Secondo ko di fila per il Napoli di Luciano Spalletti. Dopo la tegola rimediata contro l’Atalanta, gli azzurri vanno al tappeto anche al cospetto dell’Empoli di Aurelio Andreazzoli. I toscani hanno espugnato il Maradona di misura, grazie alla rete rocambolesca di Cutrone.
LE PAGELLE DEGLI AZZURRI
OSPINA 6: si fa trovare pronto e attento in ogni tipo di circostanza. Si rende autore di interventi che in più occasioni salvano gli azzurri. Non può nulla sul rocambolesco gol di Cutrone.
DI LORENZO 6: polmoni d’acciaio. Sprinta a tutta forza sull’out destro, dando il suo solito grande apporto alla manovra azzurra. Pulito e preciso anche in fase difensiva.
RRAHMANI 6: concede ben poco ai toscani. Non soffre le offensive della squadra di Andreazzoli, mostrando ancora una volta sicurezza e una già acquisita leadership.
JESUS 6: altra buona prova per lui. Bravo a leggere in anticipo le giocate dei vari Cutrone e Pinamonti. Sono poche le sue sbavature.
MARIO RUI 5: commette qualche leggerezza di troppo. Poco lucido e preciso in palleggio. Dalle sue parti lascia ampio spazio ai toscani.

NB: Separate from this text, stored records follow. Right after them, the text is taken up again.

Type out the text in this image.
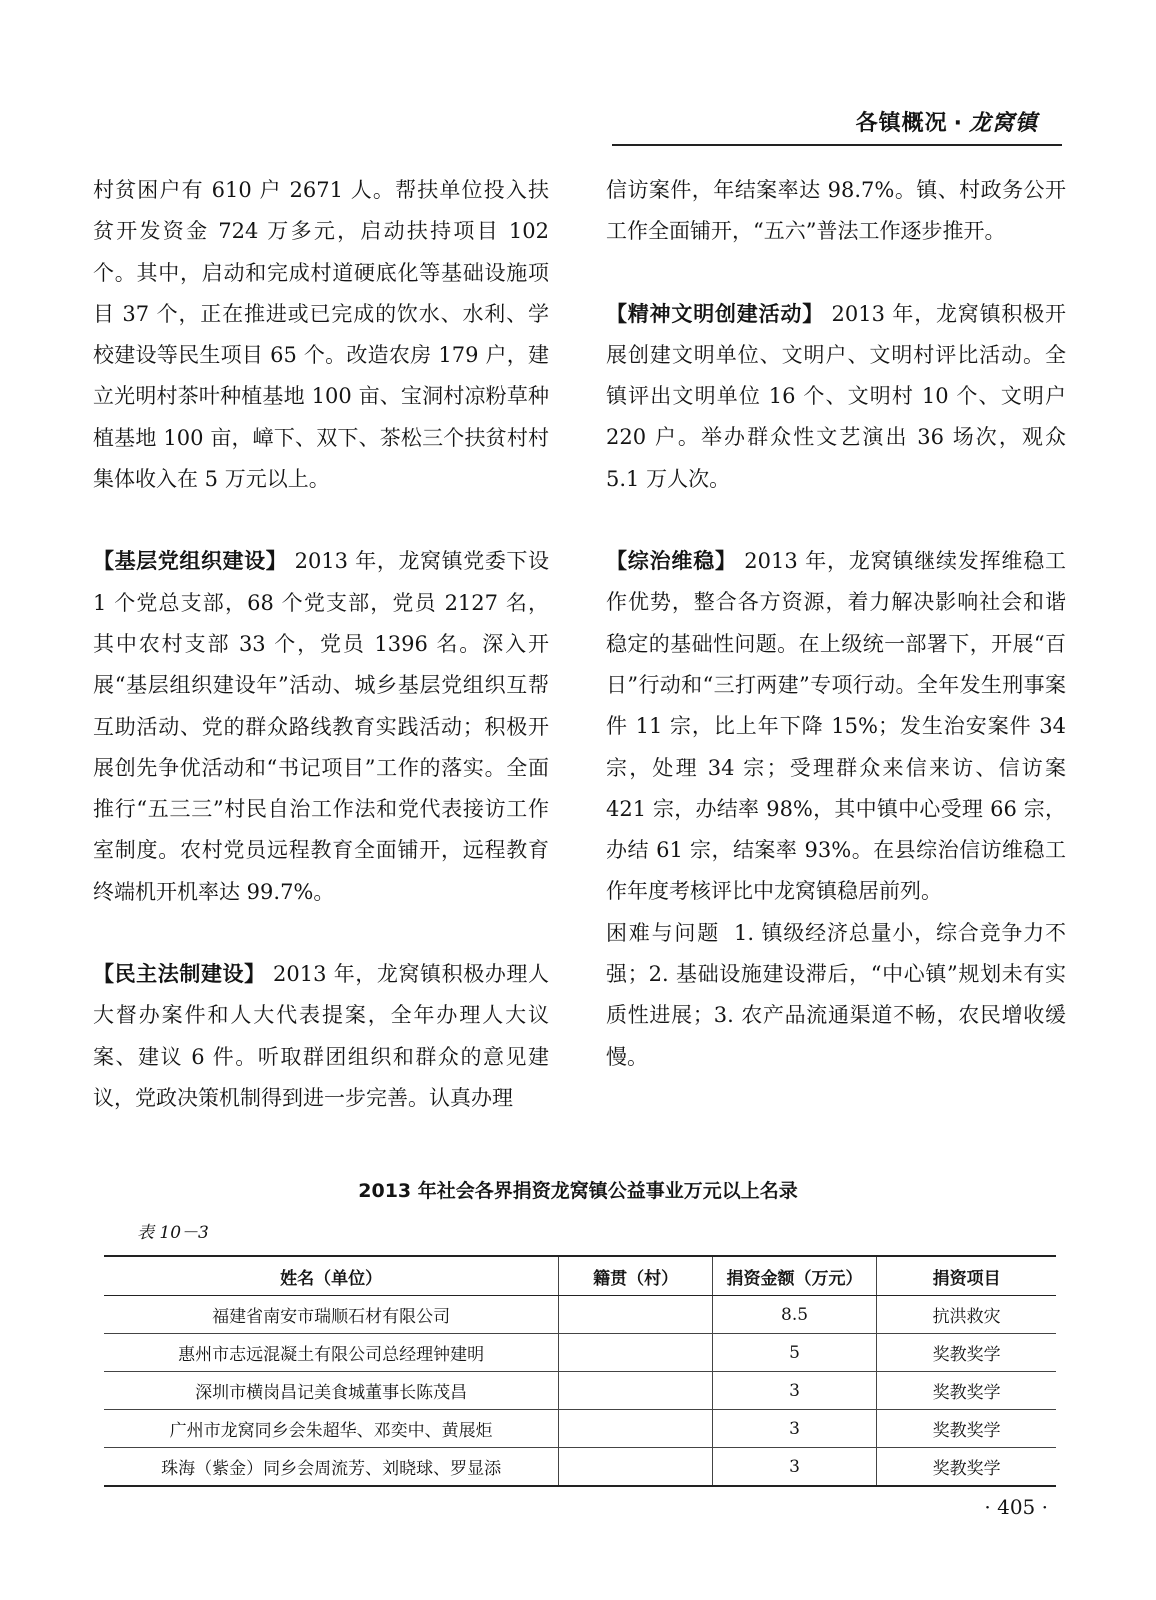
各镇概况 · 龙窝镇

村贫困户有 610 户 2671 人。帮扶单位投入扶贫开发资金 724 万多元，启动扶持项目 102 个。其中，启动和完成村道硬底化等基础设施项目 37 个，正在推进或已完成的饮水、水利、学校建设等民生项目 65 个。改造农房 179 户，建立光明村茶叶种植基地 100 亩、宝洞村凉粉草种植基地 100 亩，嶂下、双下、茶松三个扶贫村村集体收入在 5 万元以上。

【基层党组织建设】 2013 年，龙窝镇党委下设 1 个党总支部，68 个党支部，党员 2127 名，其中农村支部 33 个，党员 1396 名。深入开展“基层组织建设年”活动、城乡基层党组织互帮互助活动、党的群众路线教育实践活动；积极开展创先争优活动和“书记项目”工作的落实。全面推行“五三三”村民自治工作法和党代表接访工作室制度。农村党员远程教育全面铺开，远程教育终端机开机率达 99.7%。

【民主法制建设】 2013 年，龙窝镇积极办理人大督办案件和人大代表提案，全年办理人大议案、建议 6 件。听取群团组织和群众的意见建议，党政决策机制得到进一步完善。认真办理

信访案件，年结案率达 98.7%。镇、村政务公开工作全面铺开，“五六”普法工作逐步推开。

【精神文明创建活动】 2013 年，龙窝镇积极开展创建文明单位、文明户、文明村评比活动。全镇评出文明单位 16 个、文明村 10 个、文明户 220 户。举办群众性文艺演出 36 场次，观众 5.1 万人次。

【综治维稳】 2013 年，龙窝镇继续发挥维稳工作优势，整合各方资源，着力解决影响社会和谐稳定的基础性问题。在上级统一部署下，开展“百日”行动和“三打两建”专项行动。全年发生刑事案件 11 宗，比上年下降 15%；发生治安案件 34 宗，处理 34 宗；受理群众来信来访、信访案 421 宗，办结率 98%，其中镇中心受理 66 宗，办结 61 宗，结案率 93%。在县综治信访维稳工作年度考核评比中龙窝镇稳居前列。

困难与问题 1. 镇级经济总量小，综合竞争力不强；2. 基础设施建设滞后，“中心镇”规划未有实质性进展；3. 农产品流通渠道不畅，农民增收缓慢。

2013 年社会各界捐资龙窝镇公益事业万元以上名录
表 10－3
姓名（单位）	籍贯（村）	捐资金额（万元）	捐资项目
福建省南安市瑞顺石材有限公司		8.5	抗洪救灾
惠州市志远混凝土有限公司总经理钟建明		5	奖教奖学
深圳市横岗昌记美食城董事长陈茂昌		3	奖教奖学
广州市龙窝同乡会朱超华、邓奕中、黄展炬		3	奖教奖学
珠海（紫金）同乡会周流芳、刘晓球、罗显添		3	奖教奖学
· 405 ·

DEMME 6: smista una quantità infinita di palloni, dando alla mediana tempi e ritmo. DAL 63’ ANGUISSA 6: il suo ingresso da nuove energie ai partenopei, sopratutto a centrocampo. Sfortunato sul gol di Cutrone.
ZIELINSKI SV: è costretto ad alzare bandiera bianca dopo soli 22 minuti di gioco per problemi respiratori. DAL 22’ INSIGNE 5,5: torna in campo dopo lo stop causato dall’infortunio muscolare collezionando una prestazione sottotono. Poche le sue giocate invitanti.
LOZANO 6,5: una spina nel fianco per la retroguardia toscana. Si propone con costanza, creando diversi problemi alla squadra di Andreazzoli. DAL 63’ POLITANO 6: da nuova verve all’offensiva azzurra. Rende l’attacco più vivace.
OUNAS 6,5 : uno dei pochi a saltare l’uomo con facilità. Il suo lavoro tra le linee risulta essenziale. Si mette in mostra con giocate d’alta scuola che in più occasioni risultano produttive.
ELMAS 6: al centro delle offensive azzurre. Efficaci e continui i suoi inserimenti. Mette in apprensione la difesa toscana in molteplici circostanze. Nel finale lascia il campo per una botta alla gamba destra. DALL’87’ MALCUIT SV.
MERTENS 5: gara da dimenticare per il belga. Non riesce ad imprimere la sua impronta sul match. Crea ben poco in avanti. DAL 63’ PETAGNA 6: si cala subito nel vivo del match. Fa più di quanto fatto dal belga. Al 72’ sfiora il pari con una conclusione violenta che si schianta sul palo.